I would like to see some areas of camden follow this lead rather than having waste on the streets. They should follow places like bristol which put those big bins on the end of the street in an area, doesn't look unsightly and then each house/flat gets a key to the bins. They are emptied once a day and twice on weekends and then there are no issues with putting waste out at incorrect times or stuff starting to smell.
Obviously in most new builds these bins are placed in the basement or ground floor which helps, but i would like to see these provided for old builds too on street corners.
Thanks for all your comment so far.
Are all the things you want collected? And are they picked up from your door or do you have a different set up? How well does that work?
The bins are in a gated car park.
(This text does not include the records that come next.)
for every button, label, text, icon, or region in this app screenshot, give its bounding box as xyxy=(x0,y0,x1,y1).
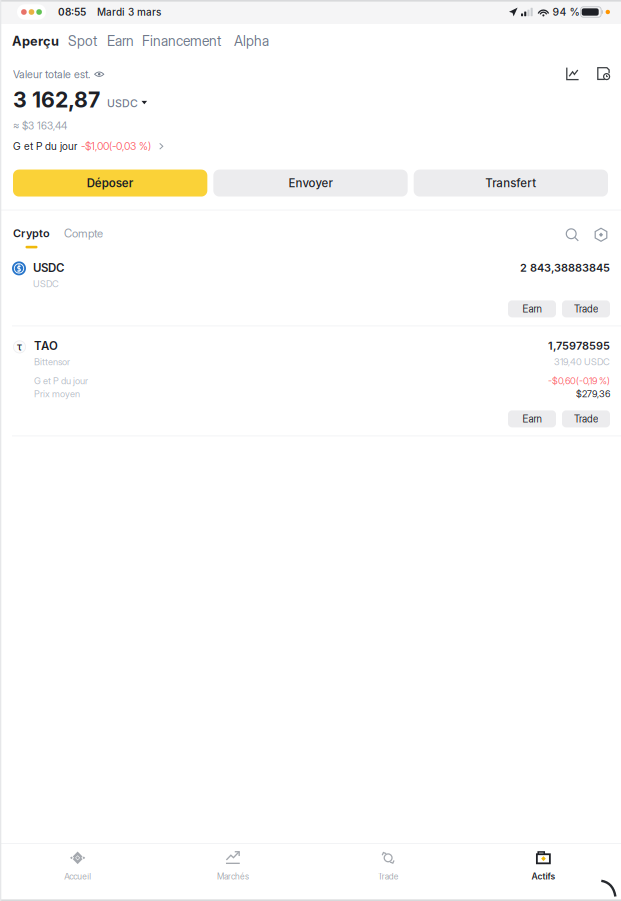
staticText: 08:55 xyxy=(58,6,86,18)
staticText: Earn xyxy=(522,303,542,315)
button[interactable]: Actifs xyxy=(466,844,621,888)
button[interactable]: Trade xyxy=(562,300,610,317)
button[interactable]: USDC xyxy=(0,259,621,325)
button[interactable]: Rechercher xyxy=(565,228,579,242)
staticText: Trade xyxy=(378,871,399,882)
button[interactable]: Earn xyxy=(508,410,556,427)
button[interactable]: Envoyer xyxy=(213,170,408,197)
button[interactable]: τ xyxy=(0,326,621,435)
staticText: Actifs xyxy=(531,871,555,882)
button[interactable]: Historique xyxy=(597,67,610,80)
staticText: ≈ $3 163,44 xyxy=(13,120,67,132)
staticText: G et P du jour xyxy=(34,375,88,386)
staticText: Déposer xyxy=(87,176,134,190)
staticText: 319,40 USDC xyxy=(554,356,610,368)
staticText: Accueil xyxy=(64,871,91,882)
staticText: Compte xyxy=(64,227,103,240)
staticText: -$1,00(-0,03 %) xyxy=(81,140,151,153)
button[interactable]: Aperçu xyxy=(12,33,59,49)
staticText: Crypto xyxy=(13,227,50,240)
staticText: 3 162,87 xyxy=(13,87,100,113)
staticText: Transfert xyxy=(485,176,536,190)
staticText: Marchés xyxy=(217,871,249,882)
button[interactable]: Trade xyxy=(562,410,610,427)
button[interactable]: Earn xyxy=(508,300,556,317)
staticText: Valeur totale est. xyxy=(13,68,90,81)
staticText: Trade xyxy=(574,303,598,315)
button[interactable]: Earn xyxy=(97,33,134,49)
staticText: Trade xyxy=(574,413,598,425)
staticText: Earn xyxy=(107,33,134,49)
staticText: Prix moyen xyxy=(34,388,80,400)
staticText: TAO xyxy=(34,339,58,353)
staticText: USDC xyxy=(33,261,64,275)
staticText: Bittensor xyxy=(34,356,70,368)
staticText: $279,36 xyxy=(576,388,610,400)
staticText: USDC xyxy=(33,278,59,290)
staticText: 94 % xyxy=(553,6,580,18)
staticText: -$0,60(-0,19 %) xyxy=(548,375,610,386)
staticText: 1,75978595 xyxy=(548,339,610,352)
button[interactable]: Spot xyxy=(59,33,97,49)
staticText: Alpha xyxy=(234,33,269,49)
button[interactable]: Compte xyxy=(50,227,103,240)
staticText: G et P du jour xyxy=(13,140,77,153)
staticText: Financement xyxy=(142,33,221,49)
button[interactable]: Déposer xyxy=(13,170,207,197)
button[interactable]: Crypto xyxy=(13,227,50,248)
staticText: Mardi 3 mars xyxy=(97,6,161,18)
button[interactable]: Accueil xyxy=(0,844,155,888)
staticText: Earn xyxy=(522,413,542,425)
staticText: 2 843,38883845 xyxy=(520,261,610,274)
staticText: Envoyer xyxy=(288,176,332,190)
button[interactable]: Transfert xyxy=(414,170,608,197)
button[interactable]: Trade xyxy=(310,844,466,888)
button[interactable]: Marchés xyxy=(155,844,310,888)
button[interactable]: Financement xyxy=(134,33,221,49)
button[interactable]: Graphique xyxy=(566,67,579,80)
staticText: Aperçu xyxy=(12,33,59,49)
button[interactable]: Filtrer xyxy=(594,228,608,242)
staticText: Spot xyxy=(68,33,97,49)
staticText: τ xyxy=(17,341,22,353)
button[interactable]: Alpha xyxy=(221,33,269,49)
staticText: USDC xyxy=(107,97,138,110)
This causes issues with access for the council refuse collectors if the housing association doesn't provide them with the access code or a dongle. It doesn't work very well because of this.
My first flat had great recycling bins (the proper ones where you put the items through a slot and it stops people shoving general waste bags in). The recycling bins were in a separate place to the general waste bins which helped.
My current flat that I've lived in for about 5 years has terrible recycling facilities. The proper recycling bins were never provided (it was a new build) and thus people just chuck all their general waste in with the recycling, contaminating all of it.
The bins are all stored together within a gated car park and this causes problems for the council with access.
I have found this incredibly frustrating and demoralising. I've complained to the council and the housing association several times about it but they both pass the buck saying each other needs to sort out the problem.
I take my recycling to a mixed recycling bin elsewhere but that's on,y because I feel strongly about it. I should have access to a proper bin where I live.
Food waste is collected in a food waste bin but this is frequently full causing issues with vermin.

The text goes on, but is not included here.